Intermediate Code Generation


Intermediate Code Generation

Intermediate code is a representation between the high-level source language and low-level target machine code. The compiler translates source code into this form before generating final machine code.

  • Machine Independence: Enforces a clean separation between the front-end (source-dependent) and back-end (machine-dependent) of the compiler.
  • Code Optimization: Facilitates machine-independent code optimization before final code generation.
  • Retargeting: Makes it easier to retarget the compiler to new machines by just changing the back-end.
  • Simplicity: Intermediate forms are simpler to optimize than complex high-level source code or rigid machine code.

Forms of Intermediate Code

In Three-Address Code, each instruction has at most ONE operator on the right-hand side, and it references at most three addresses (two operands and one result).

Common Representations:

  • Quadruples: A table with 4 fields: Operator, Operand 1, Operand 2, Result.
  • Triples: A table with 3 fields: Operator, Operand 1, Operand 2. Results are implicitly referred to by the line number where they are computed.
  • Indirect Triples: Uses a separate table of pointers to triples, making optimizations (like moving instructions) easier.

In postfix notation (or Reverse Polish Notation), operators follow their operands.
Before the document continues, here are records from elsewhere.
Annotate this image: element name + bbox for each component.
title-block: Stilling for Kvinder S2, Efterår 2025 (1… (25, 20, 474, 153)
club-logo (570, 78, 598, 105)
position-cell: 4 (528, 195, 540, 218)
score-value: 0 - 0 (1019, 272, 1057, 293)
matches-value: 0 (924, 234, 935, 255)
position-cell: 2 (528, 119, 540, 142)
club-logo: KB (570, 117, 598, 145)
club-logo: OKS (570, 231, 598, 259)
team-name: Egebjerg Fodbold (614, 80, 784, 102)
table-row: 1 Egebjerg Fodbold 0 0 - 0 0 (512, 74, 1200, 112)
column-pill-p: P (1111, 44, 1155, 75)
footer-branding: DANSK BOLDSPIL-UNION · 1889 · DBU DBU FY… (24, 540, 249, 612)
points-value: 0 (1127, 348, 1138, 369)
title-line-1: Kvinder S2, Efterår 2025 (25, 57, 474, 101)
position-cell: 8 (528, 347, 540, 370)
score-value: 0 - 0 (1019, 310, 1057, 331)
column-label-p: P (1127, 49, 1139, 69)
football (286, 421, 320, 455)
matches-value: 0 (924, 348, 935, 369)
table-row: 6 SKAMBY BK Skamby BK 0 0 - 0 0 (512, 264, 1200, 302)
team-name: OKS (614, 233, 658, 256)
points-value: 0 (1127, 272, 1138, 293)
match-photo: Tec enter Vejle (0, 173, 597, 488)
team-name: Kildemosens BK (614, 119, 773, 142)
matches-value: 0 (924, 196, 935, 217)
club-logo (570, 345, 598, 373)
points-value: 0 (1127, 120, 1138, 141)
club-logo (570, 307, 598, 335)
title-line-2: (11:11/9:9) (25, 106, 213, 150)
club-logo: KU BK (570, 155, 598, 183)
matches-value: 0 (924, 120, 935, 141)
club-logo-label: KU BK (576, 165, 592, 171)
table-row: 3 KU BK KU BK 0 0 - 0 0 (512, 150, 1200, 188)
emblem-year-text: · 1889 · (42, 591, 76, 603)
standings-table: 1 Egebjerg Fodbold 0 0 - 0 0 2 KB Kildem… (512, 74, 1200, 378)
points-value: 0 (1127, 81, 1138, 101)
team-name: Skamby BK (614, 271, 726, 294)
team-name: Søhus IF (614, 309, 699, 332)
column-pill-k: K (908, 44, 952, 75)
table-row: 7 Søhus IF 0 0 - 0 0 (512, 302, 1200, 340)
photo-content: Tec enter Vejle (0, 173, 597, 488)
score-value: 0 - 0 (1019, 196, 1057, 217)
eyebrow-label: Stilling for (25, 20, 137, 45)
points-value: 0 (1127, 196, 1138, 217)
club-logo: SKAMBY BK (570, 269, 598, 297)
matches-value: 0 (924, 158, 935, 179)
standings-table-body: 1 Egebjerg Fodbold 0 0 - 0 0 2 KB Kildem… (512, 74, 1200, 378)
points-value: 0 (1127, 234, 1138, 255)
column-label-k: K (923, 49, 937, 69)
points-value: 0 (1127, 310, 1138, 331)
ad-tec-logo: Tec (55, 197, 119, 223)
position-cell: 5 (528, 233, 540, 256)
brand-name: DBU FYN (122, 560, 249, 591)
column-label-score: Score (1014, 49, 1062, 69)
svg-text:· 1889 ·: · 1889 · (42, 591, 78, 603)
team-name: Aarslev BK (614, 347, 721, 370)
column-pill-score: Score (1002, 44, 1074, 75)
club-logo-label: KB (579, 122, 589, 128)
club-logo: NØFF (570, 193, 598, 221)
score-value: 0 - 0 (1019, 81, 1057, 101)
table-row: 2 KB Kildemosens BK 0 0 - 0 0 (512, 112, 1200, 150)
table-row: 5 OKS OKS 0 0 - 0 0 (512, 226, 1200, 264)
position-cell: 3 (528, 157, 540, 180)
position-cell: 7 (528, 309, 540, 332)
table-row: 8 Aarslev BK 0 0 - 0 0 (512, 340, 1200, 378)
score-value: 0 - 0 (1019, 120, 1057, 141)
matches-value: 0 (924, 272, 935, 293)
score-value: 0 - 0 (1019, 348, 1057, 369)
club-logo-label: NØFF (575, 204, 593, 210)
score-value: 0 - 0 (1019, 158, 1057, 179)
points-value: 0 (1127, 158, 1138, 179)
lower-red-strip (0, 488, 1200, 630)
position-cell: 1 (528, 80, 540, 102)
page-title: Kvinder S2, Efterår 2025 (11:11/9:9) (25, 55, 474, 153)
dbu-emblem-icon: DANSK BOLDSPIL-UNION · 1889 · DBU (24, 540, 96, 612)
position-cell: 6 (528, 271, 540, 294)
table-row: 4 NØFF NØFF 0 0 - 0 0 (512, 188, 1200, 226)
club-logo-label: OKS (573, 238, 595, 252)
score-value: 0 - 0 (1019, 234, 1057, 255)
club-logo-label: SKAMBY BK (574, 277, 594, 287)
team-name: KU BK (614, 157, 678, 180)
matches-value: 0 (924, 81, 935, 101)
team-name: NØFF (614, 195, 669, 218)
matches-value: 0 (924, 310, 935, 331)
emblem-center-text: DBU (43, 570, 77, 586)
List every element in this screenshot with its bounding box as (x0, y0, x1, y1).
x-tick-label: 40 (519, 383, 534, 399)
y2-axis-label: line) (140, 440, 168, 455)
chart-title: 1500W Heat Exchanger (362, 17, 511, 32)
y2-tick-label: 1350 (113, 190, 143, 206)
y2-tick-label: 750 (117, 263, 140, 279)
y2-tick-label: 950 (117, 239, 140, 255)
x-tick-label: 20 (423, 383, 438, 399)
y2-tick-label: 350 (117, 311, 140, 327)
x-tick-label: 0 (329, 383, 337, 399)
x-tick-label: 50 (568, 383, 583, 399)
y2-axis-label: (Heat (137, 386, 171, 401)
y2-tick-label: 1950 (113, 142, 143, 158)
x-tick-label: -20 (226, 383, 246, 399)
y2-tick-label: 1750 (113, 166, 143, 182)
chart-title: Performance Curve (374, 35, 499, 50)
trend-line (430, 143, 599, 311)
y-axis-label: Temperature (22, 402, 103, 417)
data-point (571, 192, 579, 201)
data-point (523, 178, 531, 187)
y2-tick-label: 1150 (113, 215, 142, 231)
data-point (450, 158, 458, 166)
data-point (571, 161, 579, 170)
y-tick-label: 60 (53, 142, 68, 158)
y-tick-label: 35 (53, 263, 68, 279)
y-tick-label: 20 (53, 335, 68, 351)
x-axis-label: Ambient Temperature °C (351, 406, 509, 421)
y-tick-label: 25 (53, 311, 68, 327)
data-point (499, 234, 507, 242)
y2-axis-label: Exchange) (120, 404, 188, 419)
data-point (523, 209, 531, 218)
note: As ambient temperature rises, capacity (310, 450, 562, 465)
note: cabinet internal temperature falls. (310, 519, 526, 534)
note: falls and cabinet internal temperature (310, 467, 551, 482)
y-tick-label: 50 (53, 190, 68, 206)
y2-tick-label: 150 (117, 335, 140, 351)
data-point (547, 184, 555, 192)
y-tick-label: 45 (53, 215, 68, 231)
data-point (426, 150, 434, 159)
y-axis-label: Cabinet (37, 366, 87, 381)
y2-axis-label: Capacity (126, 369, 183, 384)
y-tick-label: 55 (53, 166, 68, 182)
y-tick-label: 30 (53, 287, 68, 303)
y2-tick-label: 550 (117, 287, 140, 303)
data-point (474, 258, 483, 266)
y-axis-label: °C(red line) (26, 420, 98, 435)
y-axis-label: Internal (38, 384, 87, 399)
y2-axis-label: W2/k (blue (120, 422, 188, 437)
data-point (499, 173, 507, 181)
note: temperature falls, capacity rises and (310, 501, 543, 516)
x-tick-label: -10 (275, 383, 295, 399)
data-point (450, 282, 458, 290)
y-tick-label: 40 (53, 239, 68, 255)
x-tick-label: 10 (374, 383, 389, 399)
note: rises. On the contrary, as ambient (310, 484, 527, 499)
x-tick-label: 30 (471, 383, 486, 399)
The main advantage is that no parentheses are needed to dictate the order of operations, as the order is unambiguous.

Example:

Infix:   a + b * c
Postfix: a b c * +

Abstract Syntax Tree (AST): A tree representation where internal nodes are operators and leaf nodes are operands.

Directed Acyclic Graph (DAG): A more compact version of an AST where common subexpressions are shared. Each subexpression has only ONE node, even if it appears multiple times in the expression.

FeatureASTDAG
Node duplicationDuplicates nodes for repeated subexpressions.Shares nodes for repeated subexpressions.
Memory efficiencyLess efficient (larger size).More efficient (compact representation).